Литмир - Электронная Библиотека
Содержание  
A
A

Барух немедленно повел кулуарные разговоры о «больших возражениях» против рекомендаций доклада Ачесона — Лилиенталя. Он обратился за советом к двум консервативным банкирам, Фердинанду Эберштадту и Джону Хэнкоку (старшему партнеру «Леман бразерс»), а также близкому другу, горному инженеру Фреду Сирлсу-младшему. И Барух, и госсекретарь Бирнс являлись членами правления и инвесторами «Ньюмонт майнинг корпорейшн», крупной компании с большим долевым участием в урановых рудниках. Сирлс был генеральным директором «Ньюмонта». Естественно, перспектива передачи рудников из частного владения «Ньюмонта» международному Агентству по ядерным разработкам не на шутку их всполошила. Ни один из них не воспринимал интернационализацию нарождающейся ядерной промышленности всерьез. А что касалось американской бомбы, Барух считал ее «оружием победы».
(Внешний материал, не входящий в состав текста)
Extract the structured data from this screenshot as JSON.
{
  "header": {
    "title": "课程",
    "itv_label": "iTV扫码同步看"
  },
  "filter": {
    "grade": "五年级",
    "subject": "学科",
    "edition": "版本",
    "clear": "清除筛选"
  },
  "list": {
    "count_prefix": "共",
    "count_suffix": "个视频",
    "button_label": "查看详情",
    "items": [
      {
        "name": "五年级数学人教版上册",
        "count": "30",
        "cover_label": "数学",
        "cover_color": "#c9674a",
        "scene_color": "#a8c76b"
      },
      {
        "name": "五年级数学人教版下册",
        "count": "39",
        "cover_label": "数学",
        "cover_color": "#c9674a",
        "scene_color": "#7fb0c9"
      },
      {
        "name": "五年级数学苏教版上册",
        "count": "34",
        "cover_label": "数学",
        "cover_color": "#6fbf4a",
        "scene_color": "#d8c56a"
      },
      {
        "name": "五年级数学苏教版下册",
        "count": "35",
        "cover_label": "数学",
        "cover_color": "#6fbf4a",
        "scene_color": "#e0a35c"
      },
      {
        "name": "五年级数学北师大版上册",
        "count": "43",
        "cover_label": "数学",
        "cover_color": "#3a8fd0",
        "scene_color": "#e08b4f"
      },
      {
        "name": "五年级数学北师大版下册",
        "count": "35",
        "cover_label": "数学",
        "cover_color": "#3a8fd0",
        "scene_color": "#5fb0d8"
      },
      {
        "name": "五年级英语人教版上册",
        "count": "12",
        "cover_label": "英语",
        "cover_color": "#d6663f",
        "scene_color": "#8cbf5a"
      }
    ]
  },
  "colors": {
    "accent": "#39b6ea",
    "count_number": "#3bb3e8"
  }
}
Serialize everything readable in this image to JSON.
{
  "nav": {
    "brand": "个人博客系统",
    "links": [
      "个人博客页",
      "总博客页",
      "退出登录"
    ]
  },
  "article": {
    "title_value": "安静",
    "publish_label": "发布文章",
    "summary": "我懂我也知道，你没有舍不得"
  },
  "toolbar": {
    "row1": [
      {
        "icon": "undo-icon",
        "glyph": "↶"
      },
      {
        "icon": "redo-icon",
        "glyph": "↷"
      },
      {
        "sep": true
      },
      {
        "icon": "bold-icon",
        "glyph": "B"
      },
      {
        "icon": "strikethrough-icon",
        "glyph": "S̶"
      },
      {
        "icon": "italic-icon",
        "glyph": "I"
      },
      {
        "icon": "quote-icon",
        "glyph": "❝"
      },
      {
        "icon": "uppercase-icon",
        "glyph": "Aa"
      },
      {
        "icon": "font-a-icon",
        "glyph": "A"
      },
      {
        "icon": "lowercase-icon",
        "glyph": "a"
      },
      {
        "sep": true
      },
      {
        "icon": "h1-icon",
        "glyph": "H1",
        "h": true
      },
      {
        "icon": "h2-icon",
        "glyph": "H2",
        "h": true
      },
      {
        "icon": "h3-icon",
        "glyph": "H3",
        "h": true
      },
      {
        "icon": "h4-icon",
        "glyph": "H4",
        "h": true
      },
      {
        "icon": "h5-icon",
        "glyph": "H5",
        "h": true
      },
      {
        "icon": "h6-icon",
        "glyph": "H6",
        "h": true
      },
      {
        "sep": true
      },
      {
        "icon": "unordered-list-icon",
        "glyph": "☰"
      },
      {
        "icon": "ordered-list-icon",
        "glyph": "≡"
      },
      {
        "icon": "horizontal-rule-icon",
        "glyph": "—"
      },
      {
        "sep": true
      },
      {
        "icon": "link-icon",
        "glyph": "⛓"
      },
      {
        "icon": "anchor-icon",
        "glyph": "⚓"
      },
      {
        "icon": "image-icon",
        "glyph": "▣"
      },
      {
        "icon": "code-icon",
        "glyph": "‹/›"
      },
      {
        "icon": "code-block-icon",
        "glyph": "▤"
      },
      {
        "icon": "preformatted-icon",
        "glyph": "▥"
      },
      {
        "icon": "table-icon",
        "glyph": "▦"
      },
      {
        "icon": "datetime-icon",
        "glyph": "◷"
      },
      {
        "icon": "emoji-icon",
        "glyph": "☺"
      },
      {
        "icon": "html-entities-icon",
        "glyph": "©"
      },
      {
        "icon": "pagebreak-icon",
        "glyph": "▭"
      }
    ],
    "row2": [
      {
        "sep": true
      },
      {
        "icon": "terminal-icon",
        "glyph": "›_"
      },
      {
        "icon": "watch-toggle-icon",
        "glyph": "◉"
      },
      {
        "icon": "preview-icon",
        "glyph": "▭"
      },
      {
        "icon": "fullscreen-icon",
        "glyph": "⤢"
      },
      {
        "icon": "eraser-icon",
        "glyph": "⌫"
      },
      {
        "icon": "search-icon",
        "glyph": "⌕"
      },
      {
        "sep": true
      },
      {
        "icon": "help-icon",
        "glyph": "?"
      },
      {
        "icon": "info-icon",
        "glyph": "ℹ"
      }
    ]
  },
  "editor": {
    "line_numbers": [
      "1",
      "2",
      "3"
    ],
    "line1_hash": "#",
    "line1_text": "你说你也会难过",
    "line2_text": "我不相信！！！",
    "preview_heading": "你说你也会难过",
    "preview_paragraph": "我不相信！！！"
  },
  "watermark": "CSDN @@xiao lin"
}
Репутация Оппенгеймера была так высока, что Барух, готовясь выпустить кишки докладу Ачесона — Лилиенталя, попытался привлечь Роберта в свои научные советники. Они встретились в Нью-Йорке для обсуждения возможного сотрудничества в начале апреля 1946 года. С точки зрения Оппи, встреча закончилась полным провалом. Под нажимом он был вынужден признать, что его план был несовместим с существующей в СССР системой государственного управления. Тем не менее он настаивал, что Америка «должна выдвинуть честное предложение и таким образом выяснить наличие у Советов воли к сотрудничеству». Барух с советниками возражал, требуя внести в рекомендации несколько коренных изменений: ООН должна позволить США содержать арсенал ядерных вооружений как средство сдерживания, будущее Агентство по ядерным разработкам не должно управлять урановыми рудниками и, наконец, агентство не должно иметь права накладывать вето на дальнейшее развитие ядерной энергии. Обмен мнениями привел Оппенгеймера к выводу, что Баруху поручили подготовить «американский народ к отказу со стороны России».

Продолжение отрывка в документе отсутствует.